Elle doit être regardée comme soutenant que :
Sur l’urgence :
— la condition d’urgence est satisfaite dès lors qu’elle a produit les certificats médicaux nécessaires attestant de la force majeure présentée par son impossibilité de se rendre à la première session des examens, que si elle passe les examens à la seconde session cela l’empêcherait d’accéder aux filières médicales, vers lesquelles elle souhaite s’orienter, et que l’année universitaire 2024-2025 constitue sa dernière chance pour y accéder, le nombre de tentatives étant limité à deux ;
Sur le doute sérieux :
— la décision du 23 janvier 2025 est entachée de l’incompétence de l’auteur de l’acte ;
— elle est dépourvue de motivation, malgré la demande de communication des motifs présentée le 25 février 2025 ;
— elle est entachée d’un vice de procédure dès lors que le président du jury et le responsable du service de scolarité n’ont pas été consultés ;
— elle méconnaît l’article 4.5 du document portant organisation des enseignements et des contrôles de connaissances de la licence générale mention « sciences pour la santé », parcours sciences interdisciplinaires appliquées à la santé en deuxième année, approuvé par la commission formation de la faculté de santé de l’université Paris Cité du 8 juillet 2024 ;
— elle est entachée d’une erreur manifeste d’appréciation.

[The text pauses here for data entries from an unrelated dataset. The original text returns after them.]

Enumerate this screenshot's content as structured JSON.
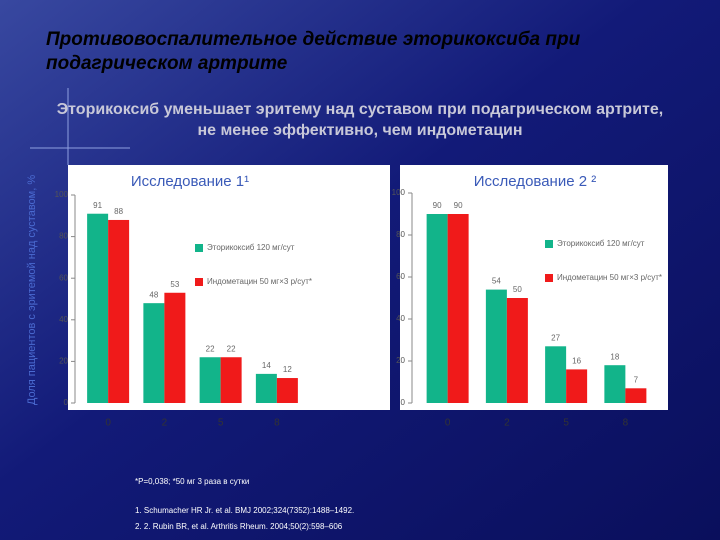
{
  "slide_title": "Противовоспалительное действие эторикоксиба при подагрическом артрите",
  "subtitle": "Эторикоксиб уменьшает эритему над суставом при подагрическом артрите, не менее эффективно, чем индометацин",
  "y_axis_label": "Доля пациентов с эритемой над суставом, %",
  "footnote": "*P=0,038; *50 мг 3 раза в сутки",
  "references": [
    "1. Schumacher HR Jr. et al. BMJ 2002;324(7352):1488–1492.",
    "2. 2. Rubin BR, et al. Arthritis Rheum. 2004;50(2):598–606"
  ],
  "chart_data": [
    {
      "type": "bar",
      "title": "Исследование 1¹",
      "categories": [
        "0",
        "2",
        "5",
        "8"
      ],
      "series": [
        {
          "name": "Эторикоксиб 120 мг/сут",
          "color": "#12b48a",
          "values": [
            91,
            48,
            22,
            14
          ]
        },
        {
          "name": "Индометацин 50 мг×3 р/сут*",
          "color": "#f01a1a",
          "values": [
            88,
            53,
            22,
            12
          ]
        }
      ],
      "ylim": [
        0,
        100
      ],
      "yticks": [
        0,
        20,
        40,
        60,
        80,
        100
      ]
    },
    {
      "type": "bar",
      "title": "Исследование 2 ²",
      "categories": [
        "0",
        "2",
        "5",
        "8"
      ],
      "series": [
        {
          "name": "Эторикоксиб 120 мг/сут",
          "color": "#12b48a",
          "values": [
            90,
            54,
            27,
            18
          ]
        },
        {
          "name": "Индометацин 50 мг×3 р/сут*",
          "color": "#f01a1a",
          "values": [
            90,
            50,
            16,
            7
          ]
        }
      ],
      "ylim": [
        0,
        100
      ],
      "yticks": [
        0,
        20,
        40,
        60,
        80,
        100
      ]
    }
  ]
}
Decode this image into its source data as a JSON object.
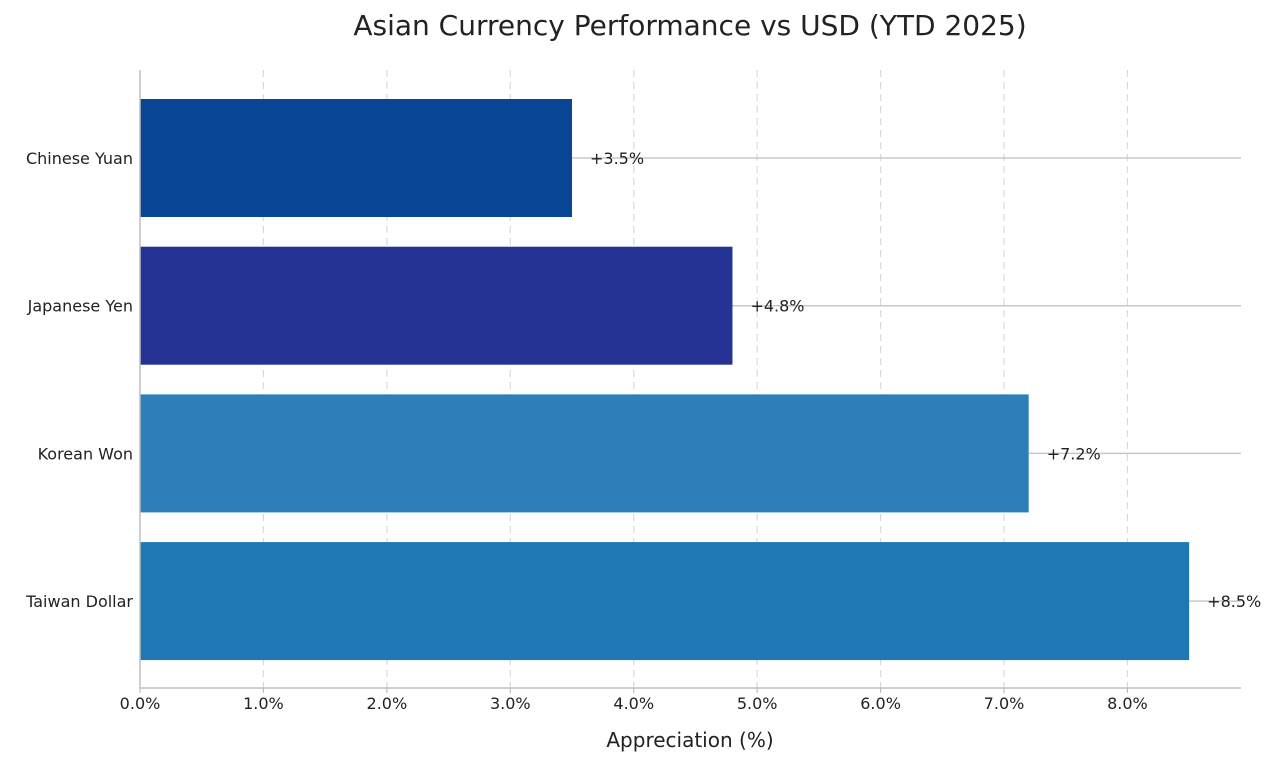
{
  "chart_data": {
    "type": "bar",
    "orientation": "horizontal",
    "title": "Asian Currency Performance vs USD (YTD 2025)",
    "xlabel": "Appreciation (%)",
    "ylabel": "",
    "xlim": [
      0,
      8.92
    ],
    "xticks": [
      0,
      1,
      2,
      3,
      4,
      5,
      6,
      7,
      8
    ],
    "xtick_labels": [
      "0.0%",
      "1.0%",
      "2.0%",
      "3.0%",
      "4.0%",
      "5.0%",
      "6.0%",
      "7.0%",
      "8.0%"
    ],
    "grid": "vertical dashed",
    "categories": [
      "Chinese Yuan",
      "Japanese Yen",
      "Korean Won",
      "Taiwan Dollar"
    ],
    "values": [
      3.5,
      4.8,
      7.2,
      8.5
    ],
    "data_labels": [
      "+3.5%",
      "+4.8%",
      "+7.2%",
      "+8.5%"
    ],
    "colors": [
      "#084594",
      "#253494",
      "#2c7fb8",
      "#1f77b4"
    ]
  }
}
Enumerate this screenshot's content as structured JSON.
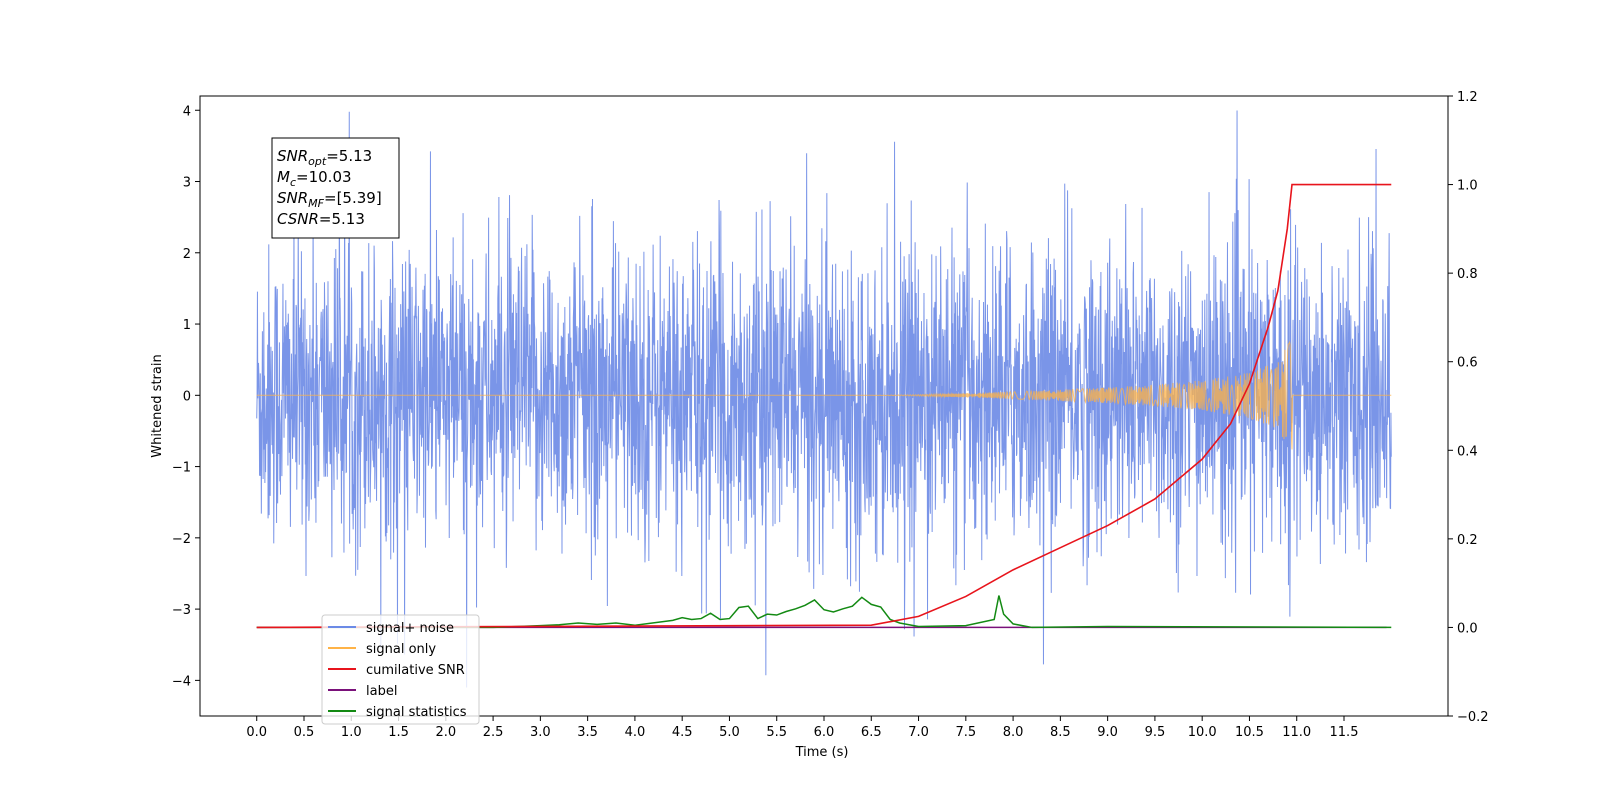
{
  "chart_data": {
    "type": "line",
    "xlabel": "Time (s)",
    "ylabel": "Whitened strain",
    "xlim": [
      -0.6,
      12.6
    ],
    "ylim": [
      -4.5,
      4.2
    ],
    "y2lim": [
      -0.2,
      1.2
    ],
    "x_ticks": [
      "0.0",
      "0.5",
      "1.0",
      "1.5",
      "2.0",
      "2.5",
      "3.0",
      "3.5",
      "4.0",
      "4.5",
      "5.0",
      "5.5",
      "6.0",
      "6.5",
      "7.0",
      "7.5",
      "8.0",
      "8.5",
      "9.0",
      "9.5",
      "10.0",
      "10.5",
      "11.0",
      "11.5"
    ],
    "y_ticks": [
      "4",
      "3",
      "2",
      "1",
      "0",
      "−1",
      "−2",
      "−3",
      "−4"
    ],
    "y2_ticks": [
      "1.2",
      "1.0",
      "0.8",
      "0.6",
      "0.4",
      "0.2",
      "0.0",
      "−0.2"
    ],
    "noise": {
      "x_start": 0.0,
      "x_end": 12.0,
      "envelope": 1.9,
      "max_abs_peak": 4.1,
      "color": "#6b8ae6"
    },
    "signal": {
      "merger_time": 10.95,
      "envelope_x": [
        6.5,
        7.0,
        7.5,
        8.0,
        8.5,
        9.0,
        9.5,
        10.0,
        10.5,
        10.8,
        10.95
      ],
      "envelope_y": [
        0.0,
        0.01,
        0.03,
        0.05,
        0.08,
        0.11,
        0.15,
        0.21,
        0.32,
        0.48,
        0.8
      ],
      "color": "#ffb347"
    },
    "cumulative_snr": {
      "x": [
        0.0,
        6.5,
        7.0,
        7.5,
        8.0,
        8.5,
        9.0,
        9.5,
        10.0,
        10.3,
        10.5,
        10.7,
        10.8,
        10.9,
        10.95,
        11.0,
        12.0
      ],
      "y": [
        0.0,
        0.005,
        0.025,
        0.07,
        0.13,
        0.18,
        0.23,
        0.29,
        0.38,
        0.46,
        0.55,
        0.68,
        0.76,
        0.9,
        1.0,
        1.0,
        1.0
      ],
      "color": "#e8141c"
    },
    "label": {
      "x": [
        0.0,
        11.95
      ],
      "y": [
        0.0,
        0.0
      ],
      "color": "#7a117a"
    },
    "signal_statistics": {
      "x": [
        0.0,
        2.5,
        3.0,
        3.2,
        3.4,
        3.6,
        3.8,
        4.0,
        4.4,
        4.5,
        4.6,
        4.7,
        4.8,
        4.9,
        5.0,
        5.1,
        5.2,
        5.3,
        5.4,
        5.5,
        5.6,
        5.7,
        5.8,
        5.9,
        6.0,
        6.1,
        6.2,
        6.3,
        6.4,
        6.5,
        6.6,
        6.7,
        6.8,
        7.0,
        7.5,
        7.8,
        7.85,
        7.9,
        8.0,
        8.2,
        9.0,
        12.0
      ],
      "y": [
        0.0,
        0.0,
        0.004,
        0.006,
        0.01,
        0.007,
        0.01,
        0.005,
        0.016,
        0.022,
        0.018,
        0.02,
        0.032,
        0.018,
        0.02,
        0.045,
        0.048,
        0.02,
        0.03,
        0.028,
        0.036,
        0.042,
        0.05,
        0.062,
        0.04,
        0.035,
        0.042,
        0.048,
        0.068,
        0.052,
        0.046,
        0.018,
        0.01,
        0.002,
        0.004,
        0.018,
        0.072,
        0.03,
        0.008,
        0.0,
        0.002,
        0.0
      ],
      "color": "#138a13"
    },
    "legend": {
      "placement": "lower-left",
      "entries": [
        {
          "name": "signal+ noise",
          "color": "#6b8ae6"
        },
        {
          "name": "signal only",
          "color": "#ffb347"
        },
        {
          "name": "cumilative SNR",
          "color": "#e8141c"
        },
        {
          "name": "label",
          "color": "#7a117a"
        },
        {
          "name": "signal statistics",
          "color": "#138a13"
        }
      ]
    },
    "info_box": {
      "lines": [
        {
          "base": "SNR",
          "sub": "opt",
          "rest": "=5.13"
        },
        {
          "base": "M",
          "sub": "c",
          "rest": "=10.03"
        },
        {
          "base": "SNR",
          "sub": "MF",
          "rest": "=[5.39]"
        },
        {
          "base": "CSNR",
          "sub": "",
          "rest": "=5.13"
        }
      ]
    }
  }
}
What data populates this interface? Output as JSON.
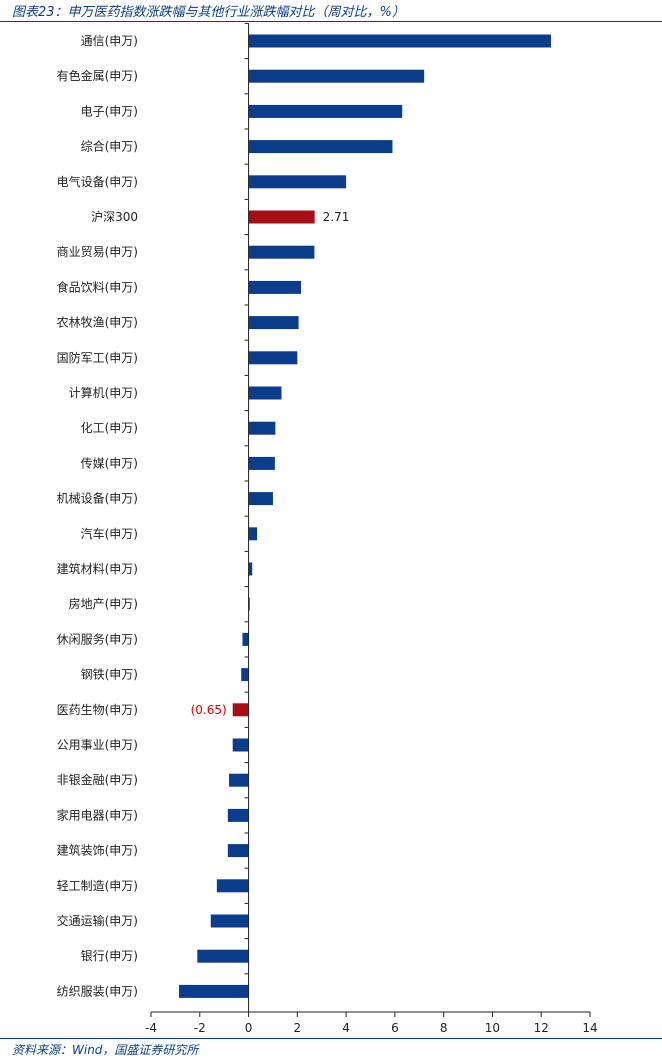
{
  "chart_title": "图表23：申万医药指数涨跌幅与其他行业涨跌幅对比（周对比，%）",
  "source": "资料来源：Wind，国盛证券研究所",
  "colors": {
    "default_bar": "#0b3d8c",
    "highlight_bar": "#a50f15",
    "highlight_label_negative": "#e00000",
    "axis": "#222222"
  },
  "chart_data": {
    "type": "bar",
    "orientation": "horizontal",
    "title": "图表23：申万医药指数涨跌幅与其他行业涨跌幅对比（周对比，%）",
    "xlabel": "",
    "ylabel": "",
    "xlim": [
      -4,
      14
    ],
    "xticks": [
      -4,
      -2,
      0,
      2,
      4,
      6,
      8,
      10,
      12,
      14
    ],
    "xtick_labels": [
      "-4",
      "-2",
      "0",
      "2",
      "4",
      "6",
      "8",
      "10",
      "12",
      "14"
    ],
    "grid": false,
    "legend": "none",
    "categories": [
      "通信(申万)",
      "有色金属(申万)",
      "电子(申万)",
      "综合(申万)",
      "电气设备(申万)",
      "沪深300",
      "商业贸易(申万)",
      "食品饮料(申万)",
      "农林牧渔(申万)",
      "国防军工(申万)",
      "计算机(申万)",
      "化工(申万)",
      "传媒(申万)",
      "机械设备(申万)",
      "汽车(申万)",
      "建筑材料(申万)",
      "房地产(申万)",
      "休闲服务(申万)",
      "钢铁(申万)",
      "医药生物(申万)",
      "公用事业(申万)",
      "非银金融(申万)",
      "家用电器(申万)",
      "建筑装饰(申万)",
      "轻工制造(申万)",
      "交通运输(申万)",
      "银行(申万)",
      "纺织服装(申万)"
    ],
    "values": [
      12.4,
      7.2,
      6.3,
      5.9,
      4.0,
      2.71,
      2.7,
      2.15,
      2.05,
      2.0,
      1.35,
      1.1,
      1.08,
      1.0,
      0.35,
      0.15,
      0.05,
      -0.25,
      -0.3,
      -0.65,
      -0.65,
      -0.8,
      -0.85,
      -0.85,
      -1.3,
      -1.55,
      -2.1,
      -2.85
    ],
    "highlighted": [
      "沪深300",
      "医药生物(申万)"
    ],
    "data_labels": [
      {
        "category": "沪深300",
        "text": "2.71"
      },
      {
        "category": "医药生物(申万)",
        "text": "(0.65)"
      }
    ]
  }
}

Par un mémoire en défense, enregistré le 6 mars 2025, l’université Paris Cité, représentée par Me Laval, conclut au rejet de la requête et à ce qu’il soit mis à la charge de la requérante une somme de 2 000 euros au titre de l’article L. 761-1 du code de justice administrative.
Elle fait valoir que :
— la condition d’urgence n’est pas satisfaite dès lors que la requérante peut se présenter à la seconde session, qu’elle pourra candidater à la procédure « Passerelles » si elle est titulaire au plus tard le 1er octobre de l’année considérée d’un diplôme relevant de l’article D. 612-34 du code de l’éducation et ce sans considération de ce que le diplôme ait été obtenu à l’issue de la seconde session, que sa requête au fond et son référé-suspension ont été déposé tardivement ;
— la décision contestée n’est pas entachée d’illégalité dans la mesure où la force majeure n’est pas caractérisée compte tenu du suivi psychiatrique régulier et du plan d’accompagnement de l’étudiant en situation de handicap dont elle dispose à l’université, que la décision contestée est motivée et n’est pas entachée d’un vice de procédure dans la mesure ou la présidente du jury et la responsable du service scolarité ont été consultées, et qu’elle a été prise par l’autorité compétente.
Vu :
— les autres pièces du dossier ;
— la requête, enregistrée le 26 février 2025, sous le numéro 2505350 par laquelle la requérante demande l’annulation de la décision attaquée.
Vu :
— le code de l’éducation ;
— le code des relations entre le public et l’administration ;
— le code de justice administrative.
Le président du tribunal a désigné M. Truilhé, président de section, pour statuer sur les demandes de référé.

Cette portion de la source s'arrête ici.